5. Reminder of Challenges Associated with Workplace Violence Prevention
Violent incidents at work resulting in death or serious injury to employees have risen dramatically. Two million American workers a year report having been victims of workplace violence, with one out of every six fatal workplace injuries occurring as a result of workplace violence. Moreover, active shooter incidents have occurred more frequently in recent years - from 2000 to 2006, such incidents averaged 6.4 annually; from 2007 to 2013, such incidents jumped to an average of 16.4 a year.

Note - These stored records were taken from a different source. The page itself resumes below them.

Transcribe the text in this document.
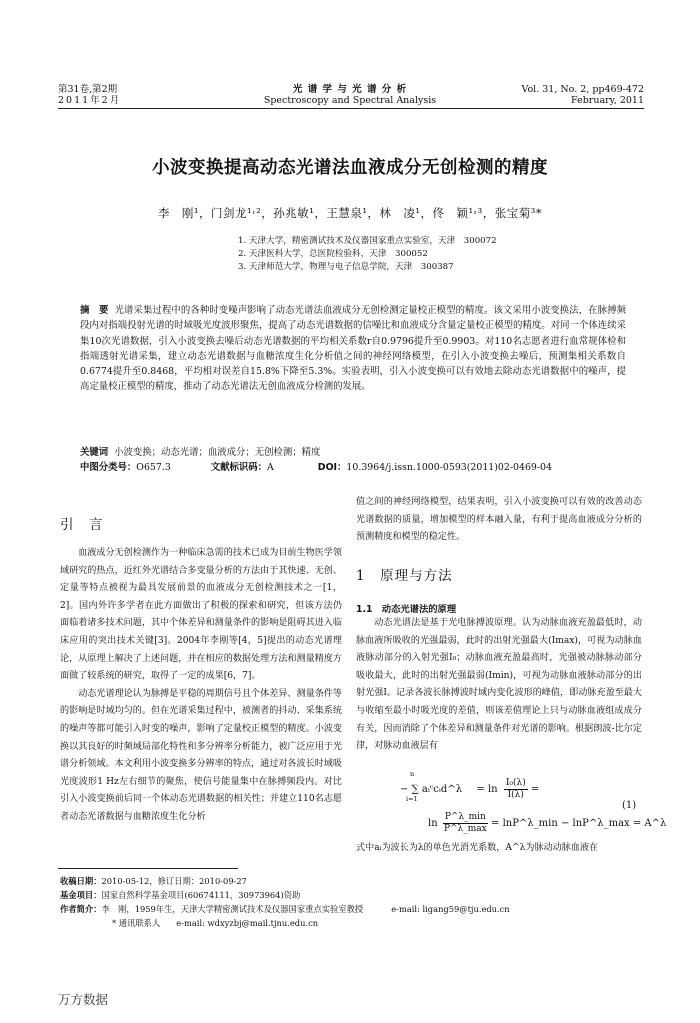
第31卷,第2期
2011年2月
光 谱 学 与 光 谱 分 析
Spectroscopy and Spectral Analysis
Vol. 31, No. 2, pp469-472
February, 2011
小波变换提高动态光谱法血液成分无创检测的精度
李　刚¹，门剑龙¹˒²，孙兆敏¹，王慧泉¹，林　凌¹，佟　颖¹˒³，张宝菊³*
1. 天津大学，精密测试技术及仪器国家重点实验室，天津　300072
2. 天津医科大学，总医院检验科，天津　300052
3. 天津师范大学，物理与电子信息学院，天津　300387
摘　要 光谱采集过程中的各种时变噪声影响了动态光谱法血液成分无创检测定量校正模型的精度。该文采用小波变换法，在脉搏频段内对指端投射光谱的时域吸光度波形聚焦，提高了动态光谱数据的信噪比和血液成分含量定量校正模型的精度。对同一个体连续采集10次光谱数据，引入小波变换去噪后动态光谱数据的平均相关系数r自0.9796提升至0.9903。对110名志愿者进行血常规体检和指端透射光谱采集，建立动态光谱数据与血糖浓度生化分析值之间的神经网络模型，在引入小波变换去噪后，预测集相关系数自0.6774提升至0.8468，平均相对误差自15.8%下降至5.3%。实验表明，引入小波变换可以有效地去除动态光谱数据中的噪声，提高定量校正模型的精度，推动了动态光谱法无创血液成分检测的发展。
关键词 小波变换；动态光谱；血液成分；无创检测；精度
中图分类号：O657.3	文献标识码：A	DOI：10.3964/j.issn.1000-0593(2011)02-0469-04
引　言

血液成分无创检测作为一种临床急需的技术已成为目前生物医学领域研究的热点，近红外光谱结合多变量分析的方法由于其快速、无创、定量等特点被视为最具发展前景的血液成分无创检测技术之一[1，2]。国内外许多学者在此方面做出了积极的探索和研究，但该方法仍面临着诸多技术问题，其中个体差异和测量条件的影响是阻碍其进入临床应用的突出技术关键[3]。2004年李刚等[4，5]提出的动态光谱理论，从原理上解决了上述问题，并在相应的数据处理方法和测量精度方面做了较系统的研究，取得了一定的成果[6，7]。

动态光谱理论认为脉搏是平稳的周期信号且个体差异、测量条件等的影响是时域均匀的。但在光谱采集过程中，被测者的抖动、采集系统的噪声等都可能引入时变的噪声，影响了定量校正模型的精度。小波变换以其良好的时频域局部化特性和多分辨率分析能力，被广泛应用于光谱分析领域。本文利用小波变换多分辨率的特点，通过对各波长时域吸光度波形1 Hz左右细节的聚焦，使信号能量集中在脉搏频段内。对比引入小波变换前后同一个体动态光谱数据的相关性；并建立110名志愿者动态光谱数据与血糖浓度生化分析

值之间的神经网络模型，结果表明，引入小波变换可以有效的改善动态光谱数据的质量，增加模型的样本融入量，有利于提高血液成分分析的预测精度和模型的稳定性。
1　原理与方法
1.1　动态光谱法的原理

动态光谱法是基于光电脉搏波原理。认为动脉血液充盈最低时，动脉血液所吸收的光强最弱，此时的出射光强最大(Imax)，可视为动脉血液脉动部分的入射光强I₀；动脉血液充盈最高时，光强被动脉脉动部分吸收最大，此时的出射光强最弱(Imin)，可视为动脉血液脉动部分的出射光强I。记录各波长脉搏波时域内变化波形的峰值，即动脉充盈至最大与收缩至最小时吸光度的差值，则该差值理论上只与动脉血液组成成分有关，因而消除了个体差异和测量条件对光谱的影响。根据朗波-比尔定律，对脉动血液层有

− ∑ aᵢᶜcᵢd^λ = $\ln \frac{\text{I₀(λ)}}{I(\lambda)}$ =
n
i=1
ln
P^λ_min
P^λ_max = lnP^λ_min − lnP^λ_max = A^λ
(1)
式中aᵢ为波长为λ的单色光消光系数，A^λ为脉动动脉血液在
收稿日期：2010-05-12，修订日期：2010-09-27
基金项目：国家自然科学基金项目(60674111，30973964)资助
作者简介：李　刚，1959年生，天津大学精密测试技术及仪器国家重点实验室教授	e-mail: ligang59@tju.edu.cn
* 通讯联系人 e-mail: wdxyzbj@mail.tjnu.edu.cn
万方数据
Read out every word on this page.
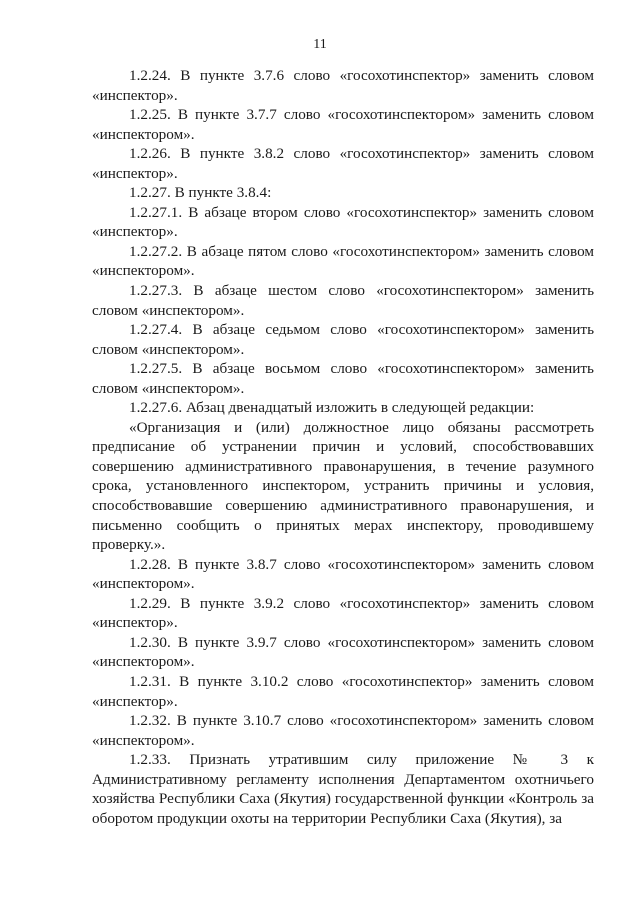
11

1.2.24. В пункте 3.7.6 слово «госохотинспектор» заменить словом «инспектор».

1.2.25. В пункте 3.7.7 слово «госохотинспектором» заменить словом «инспектором».

1.2.26. В пункте 3.8.2 слово «госохотинспектор» заменить словом «инспектор».

1.2.27. В пункте 3.8.4:

1.2.27.1. В абзаце втором слово «госохотинспектор» заменить словом «инспектор».

1.2.27.2. В абзаце пятом слово «госохотинспектором» заменить словом «инспектором».

1.2.27.3. В абзаце шестом слово «госохотинспектором» заменить словом «инспектором».

1.2.27.4. В абзаце седьмом слово «госохотинспектором» заменить словом «инспектором».

1.2.27.5. В абзаце восьмом слово «госохотинспектором» заменить словом «инспектором».

1.2.27.6. Абзац двенадцатый изложить в следующей редакции:

«Организация и (или) должностное лицо обязаны рассмотреть предписание об устранении причин и условий, способствовавших совершению административного правонарушения, в течение разумного срока, установленного инспектором, устранить причины и условия, способствовавшие совершению административного правонарушения, и письменно сообщить о принятых мерах инспектору, проводившему проверку.».

1.2.28. В пункте 3.8.7 слово «госохотинспектором» заменить словом «инспектором».

1.2.29. В пункте 3.9.2 слово «госохотинспектор» заменить словом «инспектор».

1.2.30. В пункте 3.9.7 слово «госохотинспектором» заменить словом «инспектором».

1.2.31. В пункте 3.10.2 слово «госохотинспектор» заменить словом «инспектор».

1.2.32. В пункте 3.10.7 слово «госохотинспектором» заменить словом «инспектором».

1.2.33. Признать утратившим силу приложение № 3 к Административному регламенту исполнения Департаментом охотничьего хозяйства Республики Саха (Якутия) государственной функции «Контроль за оборотом продукции охоты на территории Республики Саха (Якутия), за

6. The Financial Impact of Workplace Violence
The actual cost of workplace violence is very tough to pinpoint because, in most instances, appropriate financial data specific to workplace violence in a given organization is generally not kept. Thus, it is very hard to be able to clearly track the cost. In addition, multiple variables are involved, and probably the most difficult issue is that companies are reluctant to expose imperfections in their operations, safety procedures, employee practices, etc. Most firms want to put a spin on the events to minimize the negative publicity and impact on the business. So the costs are buried in the shuffle to get the event behind them and present the aura of 'all is well' and business as usual to avoid spooking their customers and shareholders.
Quote of the Week:
"Thou shalt not be a victim, thou shalt not be a perpetrator, but, above all, thou shalt not be a bystander."